Mellberg himself laughed when co-workers joked about him coming back to shoot them - one of the few times he joined in the camaraderie of his workplace. When he asked them how hard it would be to purchase a gun, one co-worker answered - then immediately wished he could taken back his words.

That story and others are contained in more than 1,000 pages of interviews conducted by the Air Force Office of Special Investigations after his murderous rampage at the Fairchild hospital complex.

Those documents were obtained by The Spokesman-Review under the Freedom of Information Act.

They undermine the contention of a just-released Air Force Inspector General’s review that the June 20 rampage was not predictable.

Mellberg had a history of making violent threats or expressing violent fantasies, according to instructors, co-workers and friends.

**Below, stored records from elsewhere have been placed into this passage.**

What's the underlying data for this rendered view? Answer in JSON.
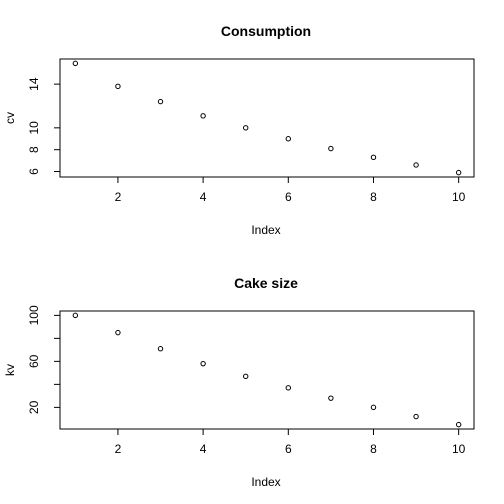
{
  "chart_data": [
    {
      "type": "scatter",
      "title": "Consumption",
      "xlabel": "Index",
      "ylabel": "cv",
      "x": [
        1,
        2,
        3,
        4,
        5,
        6,
        7,
        8,
        9,
        10
      ],
      "y": [
        15.9,
        13.8,
        12.4,
        11.1,
        10.0,
        9.0,
        8.1,
        7.3,
        6.6,
        5.9
      ],
      "xlim": [
        0.64,
        10.36
      ],
      "ylim": [
        5.5,
        16.3
      ],
      "xticks": [
        2,
        4,
        6,
        8,
        10
      ],
      "yticks": [
        6,
        8,
        10,
        14
      ],
      "xtick_labels": [
        "2",
        "4",
        "6",
        "8",
        "10"
      ],
      "ytick_labels": [
        "6",
        "8",
        "10",
        "14"
      ],
      "grid": false,
      "marker": "open-circle",
      "color": "#000000"
    },
    {
      "type": "scatter",
      "title": "Cake size",
      "xlabel": "Index",
      "ylabel": "kv",
      "x": [
        1,
        2,
        3,
        4,
        5,
        6,
        7,
        8,
        9,
        10
      ],
      "y": [
        100,
        85,
        71,
        58,
        47,
        37,
        28,
        20,
        12,
        5
      ],
      "xlim": [
        0.64,
        10.36
      ],
      "ylim": [
        1.2,
        103.8
      ],
      "xticks": [
        2,
        4,
        6,
        8,
        10
      ],
      "yticks": [
        20,
        60,
        100
      ],
      "xtick_labels": [
        "2",
        "4",
        "6",
        "8",
        "10"
      ],
      "ytick_labels": [
        "20",
        "60",
        "100"
      ],
      "yticks_unlabeled": [
        40,
        80
      ],
      "grid": false,
      "marker": "open-circle",
      "color": "#000000"
    }
  ]
}
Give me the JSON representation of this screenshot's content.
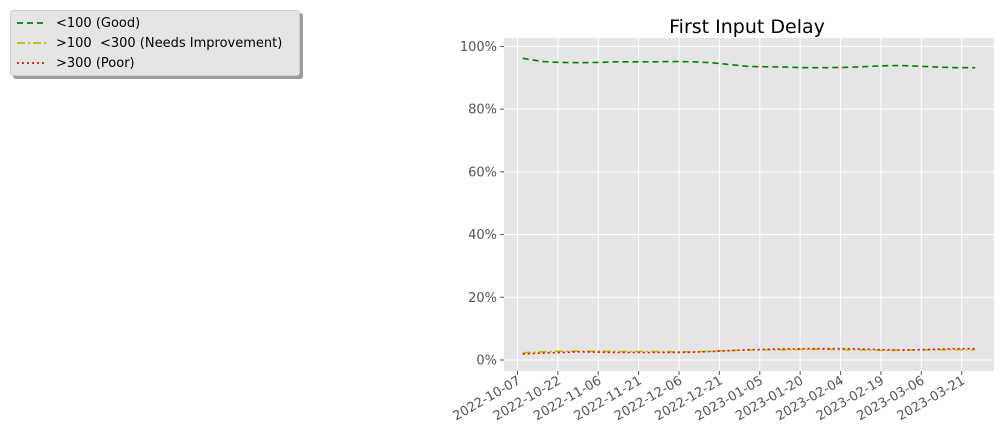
{
  "chart_data": {
    "type": "line",
    "title": "First Input Delay",
    "xlabel": "",
    "ylabel": "",
    "ylim": [
      0,
      100
    ],
    "y_ticks": [
      "0%",
      "20%",
      "40%",
      "60%",
      "80%",
      "100%"
    ],
    "x_ticks": [
      "2022-10-07",
      "2022-10-22",
      "2022-11-06",
      "2022-11-21",
      "2022-12-06",
      "2022-12-21",
      "2023-01-05",
      "2023-01-20",
      "2023-02-04",
      "2023-02-19",
      "2023-03-06",
      "2023-03-21"
    ],
    "x": [
      "2022-10-09",
      "2022-10-16",
      "2022-10-23",
      "2022-10-30",
      "2022-11-06",
      "2022-11-13",
      "2022-11-20",
      "2022-11-27",
      "2022-12-04",
      "2022-12-11",
      "2022-12-18",
      "2022-12-25",
      "2023-01-01",
      "2023-01-08",
      "2023-01-15",
      "2023-01-22",
      "2023-01-29",
      "2023-02-05",
      "2023-02-12",
      "2023-02-19",
      "2023-02-26",
      "2023-03-05",
      "2023-03-12",
      "2023-03-19",
      "2023-03-26"
    ],
    "series": [
      {
        "name": "<100 (Good)",
        "color": "#008000",
        "dash": "6,4",
        "values": [
          96.2,
          95.2,
          94.9,
          94.8,
          94.9,
          95.1,
          95.1,
          95.1,
          95.2,
          95.1,
          94.8,
          94.2,
          93.6,
          93.5,
          93.4,
          93.2,
          93.2,
          93.3,
          93.5,
          93.8,
          93.9,
          93.7,
          93.4,
          93.2,
          93.2
        ]
      },
      {
        "name": ">100  <300 (Needs Improvement)",
        "color": "#bfbf00",
        "dash": "8,3,2,3",
        "values": [
          2.3,
          2.6,
          2.8,
          2.8,
          2.8,
          2.7,
          2.7,
          2.7,
          2.6,
          2.6,
          2.8,
          3.0,
          3.2,
          3.3,
          3.3,
          3.4,
          3.4,
          3.3,
          3.2,
          3.1,
          3.1,
          3.2,
          3.3,
          3.3,
          3.3
        ]
      },
      {
        "name": ">300 (Poor)",
        "color": "#ff0000",
        "dash": "2,3",
        "values": [
          1.9,
          2.2,
          2.4,
          2.6,
          2.5,
          2.4,
          2.4,
          2.4,
          2.4,
          2.5,
          2.7,
          3.0,
          3.3,
          3.4,
          3.5,
          3.6,
          3.6,
          3.6,
          3.5,
          3.3,
          3.2,
          3.3,
          3.4,
          3.6,
          3.6
        ]
      }
    ],
    "grid": true,
    "legend_position": "top-left, outside plot"
  }
}
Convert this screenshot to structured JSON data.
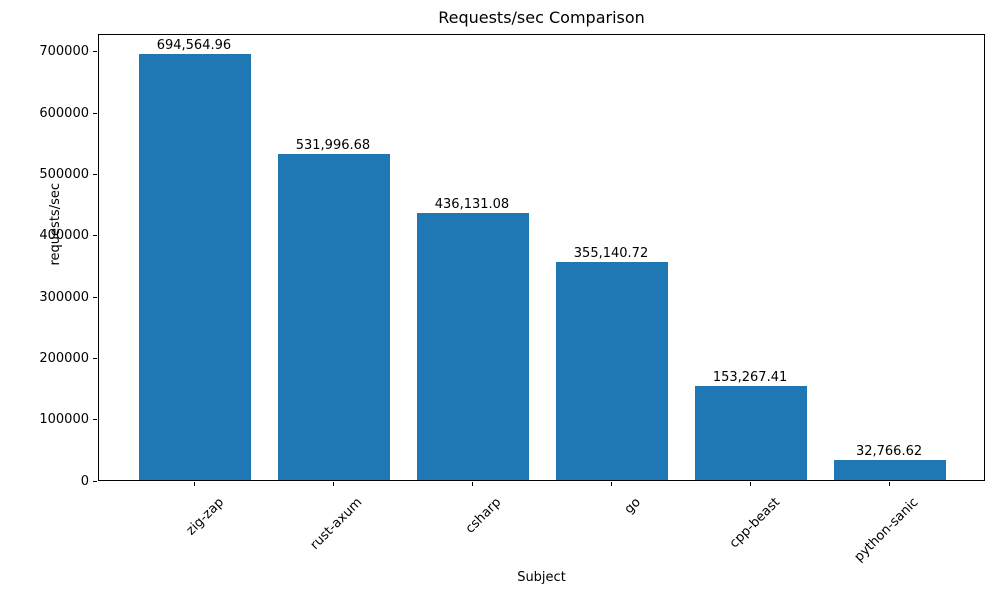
{
  "chart_data": {
    "type": "bar",
    "title": "Requests/sec Comparison",
    "xlabel": "Subject",
    "ylabel": "requests/sec",
    "categories": [
      "zig-zap",
      "rust-axum",
      "csharp",
      "go",
      "cpp-beast",
      "python-sanic"
    ],
    "values": [
      694564.96,
      531996.68,
      436131.08,
      355140.72,
      153267.41,
      32766.62
    ],
    "value_labels": [
      "694,564.96",
      "531,996.68",
      "436,131.08",
      "355,140.72",
      "153,267.41",
      "32,766.62"
    ],
    "bar_color": "#1f77b4",
    "ylim": [
      0,
      729293
    ],
    "yticks": [
      0,
      100000,
      200000,
      300000,
      400000,
      500000,
      600000,
      700000
    ],
    "ytick_labels": [
      "0",
      "100000",
      "200000",
      "300000",
      "400000",
      "500000",
      "600000",
      "700000"
    ],
    "x_tick_rotation": 45,
    "grid": false,
    "legend": null
  }
}
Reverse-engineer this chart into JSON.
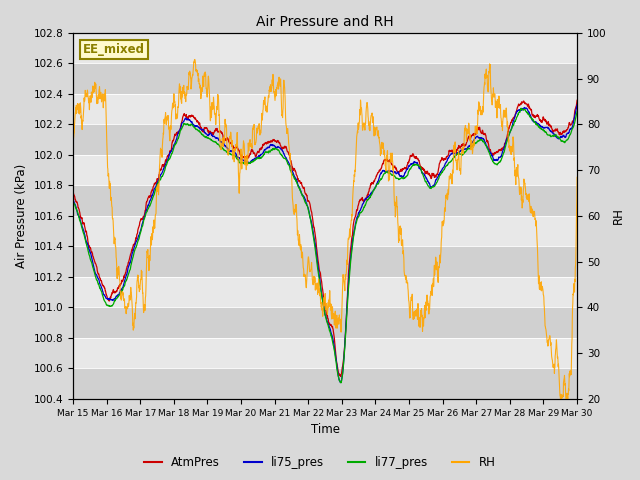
{
  "title": "Air Pressure and RH",
  "ylabel_left": "Air Pressure (kPa)",
  "ylabel_right": "RH",
  "xlabel": "Time",
  "ylim_left": [
    100.4,
    102.8
  ],
  "ylim_right": [
    20,
    100
  ],
  "annotation": "EE_mixed",
  "annotation_color": "#8B8000",
  "annotation_bg": "#FFFACD",
  "bg_color": "#d9d9d9",
  "plot_bg_light": "#e8e8e8",
  "plot_bg_dark": "#d0d0d0",
  "line_colors": {
    "AtmPres": "#cc0000",
    "li75_pres": "#0000cc",
    "li77_pres": "#00aa00",
    "RH": "#ffa500"
  },
  "xtick_labels": [
    "Mar 15",
    "Mar 16",
    "Mar 17",
    "Mar 18",
    "Mar 19",
    "Mar 20",
    "Mar 21",
    "Mar 22",
    "Mar 23",
    "Mar 24",
    "Mar 25",
    "Mar 26",
    "Mar 27",
    "Mar 28",
    "Mar 29",
    "Mar 30"
  ],
  "yticks_left": [
    100.4,
    100.6,
    100.8,
    101.0,
    101.2,
    101.4,
    101.6,
    101.8,
    102.0,
    102.2,
    102.4,
    102.6,
    102.8
  ],
  "yticks_right": [
    20,
    30,
    40,
    50,
    60,
    70,
    80,
    90,
    100
  ],
  "n_points": 2000,
  "seed": 7
}
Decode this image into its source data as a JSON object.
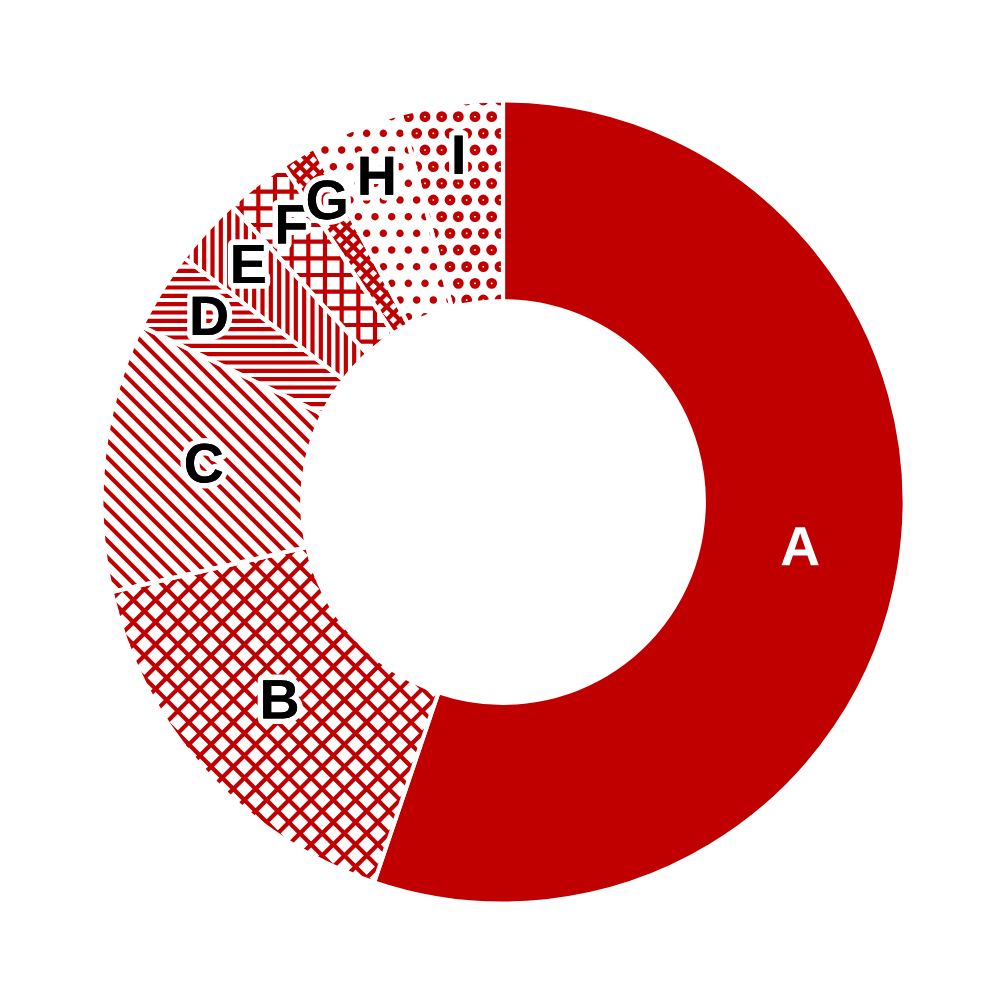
{
  "chart_data": {
    "type": "donut",
    "categories": [
      "A",
      "B",
      "C",
      "D",
      "E",
      "F",
      "G",
      "H",
      "I"
    ],
    "values": [
      55.2,
      16.2,
      10.8,
      3.2,
      2.8,
      2.6,
      1.4,
      3.7,
      4.1
    ],
    "colors": [
      "#c00000",
      "#c00000",
      "#c00000",
      "#c00000",
      "#c00000",
      "#c00000",
      "#c00000",
      "#c00000",
      "#c00000"
    ],
    "legend": false
  }
}
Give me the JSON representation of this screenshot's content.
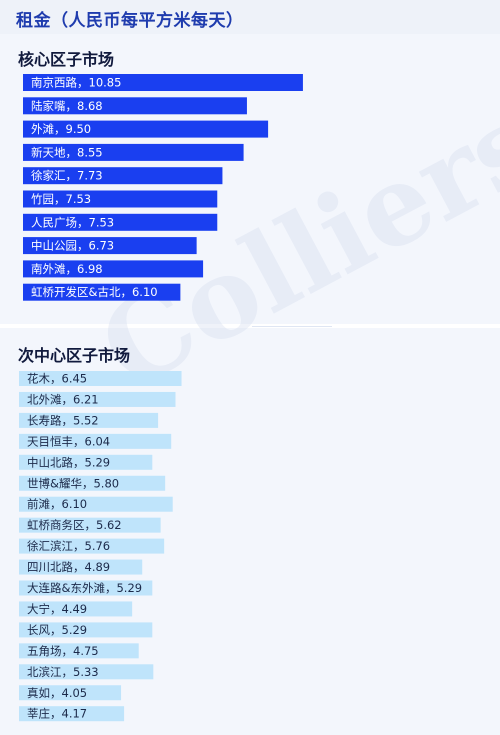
{
  "title": "租金（人民币每平方米每天）",
  "watermark": "Colliers",
  "chart_data": [
    {
      "type": "bar",
      "orientation": "horizontal",
      "title": "核心区子市场",
      "color": "#1a3ff0",
      "label_color": "#ffffff",
      "categories": [
        "南京西路",
        "陆家嘴",
        "外滩",
        "新天地",
        "徐家汇",
        "竹园",
        "人民广场",
        "中山公园",
        "南外滩",
        "虹桥开发区&古北"
      ],
      "values": [
        10.85,
        8.68,
        9.5,
        8.55,
        7.73,
        7.53,
        7.53,
        6.73,
        6.98,
        6.1
      ],
      "labels": [
        "南京西路，10.85",
        "陆家嘴，8.68",
        "外滩，9.50",
        "新天地，8.55",
        "徐家汇，7.73",
        "竹园，7.53",
        "人民广场，7.53",
        "中山公园，6.73",
        "南外滩，6.98",
        "虹桥开发区&古北，6.10"
      ]
    },
    {
      "type": "bar",
      "orientation": "horizontal",
      "title": "次中心区子市场",
      "color": "#bfe4fb",
      "label_color": "#1c2a4a",
      "categories": [
        "花木",
        "北外滩",
        "长寿路",
        "天目恒丰",
        "中山北路",
        "世博&耀华",
        "前滩",
        "虹桥商务区",
        "徐汇滨江",
        "四川北路",
        "大连路&东外滩",
        "大宁",
        "长风",
        "五角场",
        "北滨江",
        "真如",
        "莘庄"
      ],
      "values": [
        6.45,
        6.21,
        5.52,
        6.04,
        5.29,
        5.8,
        6.1,
        5.62,
        5.76,
        4.89,
        5.29,
        4.49,
        5.29,
        4.75,
        5.33,
        4.05,
        4.17
      ],
      "labels": [
        "花木，6.45",
        "北外滩，6.21",
        "长寿路，5.52",
        "天目恒丰，6.04",
        "中山北路，5.29",
        "世博&耀华，5.80",
        "前滩，6.10",
        "虹桥商务区，5.62",
        "徐汇滨江，5.76",
        "四川北路，4.89",
        "大连路&东外滩，5.29",
        "大宁，4.49",
        "长风，5.29",
        "五角场，4.75",
        "北滨江，5.33",
        "真如，4.05",
        "莘庄，4.17"
      ]
    }
  ]
}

He told his roommate at training school in Colorado that he might douse him with lighter fluid while he slept and set him afire.

“Shortly after I heard this story, Amn. Mellberg voiced a fascination with weapons,” Sgt. Douglas Wilder, a trainer at Lowry Air Force Base, said. He asked that the young trainee be psychoanalyzed, but investigators could not find any evidence that an evaluation occurred.

Mellberg repeated the lighter fluid threat to Erik Rayner, his roommate at Fairchild, after they had an argument. Rayner’s report of that threat helped spur his psychiatric evaluation at Fairchild.

Mental health experts at Fairchild who recommended his discharge were overruled. He was sent to Texas for evaluation and treatment.

While at Wilford Hall Medical Center near San Antonio, Mellberg began dating a woman stationed at the nearby air base. He often asked her if she thought about death or killing people.

“He joked about going out with ‘a big bang’ and ‘they would have to take him down,”’ said the woman, whose name was blacked out of reports to protect her privacy.

During his one-month stay at Cannon Air Force Base in New Mexico, Mellberg’s behavior alarmed his supervisors and co-workers.

One lab worker at Cannon said she repeatedly told people that Mellberg would someday take an M-16 and kill them all. When Mellberg’s discharge allowed him to enter any base in the nation, she told a supervisor she feared he would return for revenge.

The supervisor said Mellberg had been barred from Cannon and the former airman was no longer their responsibility.

A few weeks later, the woman said she fell asleep on the her couch while watching television. She dreamed Mellberg went on a shooting spree at an air base and she was telling her coworkers, “I told you so.”

At the laboratory the next morning, her co-workers told her of the Fairchild massacre.

“My knees jellied when I realized it was the news report I heard while I was partially asleep, and was only dreaming the part when I said ‘I told you so,”’ she told investigators.